The reasons? Pulido had some songs he thought felt more Midlake, everyone liked the idea of playing again, but perhaps the most unexpected, though maybe most Midlake trigger for the return was the death of keyboard player/flautist, Jesse Chandler’s father.
The album’s cover is a still from the Woodstock film of his father at the 1969 festival (which was actually staged at Bethel Woods, near Woodstock), and Chandler, who was raised there, made a personal pilgrimage to the site and the local museum where among the collection of audio memories of festival goers was one made by his father.
“So for me, the picture of that kid, my dad, forever frozen in time,” Chandler has said, “encapsulates what it means to be in the throes of impressionable and fleeting youth, and all that the magic of music, peace, love and communion bring to it, whether one knows it at the time or not. (I think he knew it).”
But wait, there’s more. Chandler’s father came to him in a dream and said “Hey, Jesse, you need to get the band back together”, a line that ended up in a song on the album, and a story that sounds more mythical than real. But no, insists Pulido.
“It’s true in the sense that that was Jesse’s real experience and it moved me to hear that,” he says. “I had my own experience, and McKenzie [Smith, drummer] had his own experience, and so on and so forth, and [while that dream] was obviously the big one, and so much so that it became more of an inspiration for a song and an album title, it was a culmination of things that said, ‘you know what, fuck this, let’s make another record together’. Why not? Let’s embrace the gift of one another being here.”

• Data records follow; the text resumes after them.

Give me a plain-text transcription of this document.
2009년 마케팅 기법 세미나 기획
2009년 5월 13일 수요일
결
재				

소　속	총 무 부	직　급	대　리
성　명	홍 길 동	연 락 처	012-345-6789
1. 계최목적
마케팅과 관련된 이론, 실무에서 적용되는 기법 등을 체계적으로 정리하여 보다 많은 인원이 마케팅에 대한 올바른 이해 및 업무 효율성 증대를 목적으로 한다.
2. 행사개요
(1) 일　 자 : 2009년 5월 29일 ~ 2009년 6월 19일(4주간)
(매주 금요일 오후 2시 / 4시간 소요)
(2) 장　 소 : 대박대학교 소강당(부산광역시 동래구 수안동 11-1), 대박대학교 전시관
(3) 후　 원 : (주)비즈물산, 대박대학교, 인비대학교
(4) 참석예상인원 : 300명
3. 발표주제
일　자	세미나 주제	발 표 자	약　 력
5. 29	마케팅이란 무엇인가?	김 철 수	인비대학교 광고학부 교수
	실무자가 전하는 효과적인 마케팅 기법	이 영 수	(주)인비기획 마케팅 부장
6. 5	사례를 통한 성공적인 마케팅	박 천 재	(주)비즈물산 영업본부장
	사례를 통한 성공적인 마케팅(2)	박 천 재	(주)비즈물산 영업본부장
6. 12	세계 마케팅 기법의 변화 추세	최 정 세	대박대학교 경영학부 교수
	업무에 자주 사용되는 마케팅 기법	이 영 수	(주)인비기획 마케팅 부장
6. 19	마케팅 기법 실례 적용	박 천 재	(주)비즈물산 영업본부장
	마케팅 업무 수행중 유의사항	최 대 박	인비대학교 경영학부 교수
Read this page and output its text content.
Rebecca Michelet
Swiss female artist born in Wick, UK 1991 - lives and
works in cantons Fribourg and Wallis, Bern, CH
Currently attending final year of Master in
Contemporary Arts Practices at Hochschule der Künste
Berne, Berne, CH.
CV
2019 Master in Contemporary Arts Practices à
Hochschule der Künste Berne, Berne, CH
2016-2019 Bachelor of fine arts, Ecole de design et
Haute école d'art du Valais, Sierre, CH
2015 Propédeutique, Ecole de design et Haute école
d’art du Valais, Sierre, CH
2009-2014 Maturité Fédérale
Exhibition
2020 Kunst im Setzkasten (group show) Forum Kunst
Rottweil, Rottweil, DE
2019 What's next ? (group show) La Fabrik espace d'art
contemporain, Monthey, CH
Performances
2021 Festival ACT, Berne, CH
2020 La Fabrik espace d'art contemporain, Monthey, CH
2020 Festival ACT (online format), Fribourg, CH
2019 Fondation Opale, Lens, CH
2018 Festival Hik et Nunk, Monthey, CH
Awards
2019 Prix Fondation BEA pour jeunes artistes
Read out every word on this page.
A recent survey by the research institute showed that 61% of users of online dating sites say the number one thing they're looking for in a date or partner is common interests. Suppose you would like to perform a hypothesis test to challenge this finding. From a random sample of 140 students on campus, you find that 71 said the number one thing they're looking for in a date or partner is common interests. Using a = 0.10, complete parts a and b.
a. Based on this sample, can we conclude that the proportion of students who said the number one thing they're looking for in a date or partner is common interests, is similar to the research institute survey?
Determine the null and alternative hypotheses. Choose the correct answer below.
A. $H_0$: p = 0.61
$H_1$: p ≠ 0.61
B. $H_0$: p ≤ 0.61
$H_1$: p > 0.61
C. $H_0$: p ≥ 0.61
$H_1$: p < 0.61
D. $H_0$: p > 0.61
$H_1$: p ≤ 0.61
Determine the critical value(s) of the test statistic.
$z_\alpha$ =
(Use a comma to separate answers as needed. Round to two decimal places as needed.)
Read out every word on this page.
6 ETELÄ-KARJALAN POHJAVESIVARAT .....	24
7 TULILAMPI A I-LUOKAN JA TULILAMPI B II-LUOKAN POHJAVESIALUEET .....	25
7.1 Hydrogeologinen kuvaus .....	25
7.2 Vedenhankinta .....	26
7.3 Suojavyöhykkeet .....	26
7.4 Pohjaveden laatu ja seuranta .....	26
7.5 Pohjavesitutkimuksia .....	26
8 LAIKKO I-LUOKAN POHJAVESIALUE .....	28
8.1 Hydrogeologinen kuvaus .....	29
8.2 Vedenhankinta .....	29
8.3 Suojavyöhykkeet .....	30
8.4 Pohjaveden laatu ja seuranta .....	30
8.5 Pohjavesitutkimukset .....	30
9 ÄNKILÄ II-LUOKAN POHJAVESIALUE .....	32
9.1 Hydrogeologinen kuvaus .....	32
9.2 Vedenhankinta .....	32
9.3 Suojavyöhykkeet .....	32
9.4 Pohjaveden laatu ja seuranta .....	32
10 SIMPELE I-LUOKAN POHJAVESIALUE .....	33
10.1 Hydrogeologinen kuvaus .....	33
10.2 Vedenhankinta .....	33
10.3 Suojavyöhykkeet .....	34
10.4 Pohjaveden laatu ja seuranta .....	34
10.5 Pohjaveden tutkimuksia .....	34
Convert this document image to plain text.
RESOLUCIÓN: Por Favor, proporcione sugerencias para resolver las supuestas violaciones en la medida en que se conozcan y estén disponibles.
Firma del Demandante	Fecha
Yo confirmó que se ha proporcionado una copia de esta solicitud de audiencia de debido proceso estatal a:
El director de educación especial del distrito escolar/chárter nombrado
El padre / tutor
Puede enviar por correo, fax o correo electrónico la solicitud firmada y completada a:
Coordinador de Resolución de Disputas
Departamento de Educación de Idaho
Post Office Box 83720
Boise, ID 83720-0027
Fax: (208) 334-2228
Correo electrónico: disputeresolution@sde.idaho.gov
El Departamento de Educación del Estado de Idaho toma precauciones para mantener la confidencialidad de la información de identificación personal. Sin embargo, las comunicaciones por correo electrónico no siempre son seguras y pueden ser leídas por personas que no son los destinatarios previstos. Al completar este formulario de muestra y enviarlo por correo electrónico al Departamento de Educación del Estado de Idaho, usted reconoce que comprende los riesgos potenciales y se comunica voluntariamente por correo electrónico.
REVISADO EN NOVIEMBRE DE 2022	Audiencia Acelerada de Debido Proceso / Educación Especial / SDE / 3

All of which may have played a part in this album’s occasionally more direct and contemporary elements in the lyrics, including a song Pulido wrote about McKenzie Smith’s son, and the music that at times is quite propulsive, which for those still stuck in the all-gentle-all-the-time Midlake might be a bit of a shock.
Not that old fans pining for ye olde times sheen to the songs should feel guilty about the shock of being suddenly in the modern world. Keep in mind that in the past, because of Midlake’s time-slippage qualities we’ve been able to listen to them, immerse ourselves in them, and remove ourselves from the present.
“Even though I think there is transparency and figures or people being more present, I still feel like, and hope, that there is a relationship that is agnostic for somebody to be able to say, well I pulled that thing from that song and I want to connect to this song for that reason,” Pulido says. :Not to mention that even mentioning Jessie’s father and him being an influence, my influence is from a video still from Woodstock 1969, so I still am harkening back to a time and being romantic and nostalgic about that.
“I still think that’s very much part of the influence on narrative of Midlake, even if it is something in the present that’s hopefully, hopefully, timeless.”
Time for us not being endless, a final question before I let him drink in peace. A business question this time. If Pulido was booking bands for Paschall Bar but not in Midlake, would he hire them to play?
“Maybe as a jazz trio,” he laughs. “We have jazz every Sunday night, so maybe for that purpose. It would be bass, drum and piano, and the rest of us would just be drinking and hanging out.”
For The Sake Of Bethel Woods is out on March 18.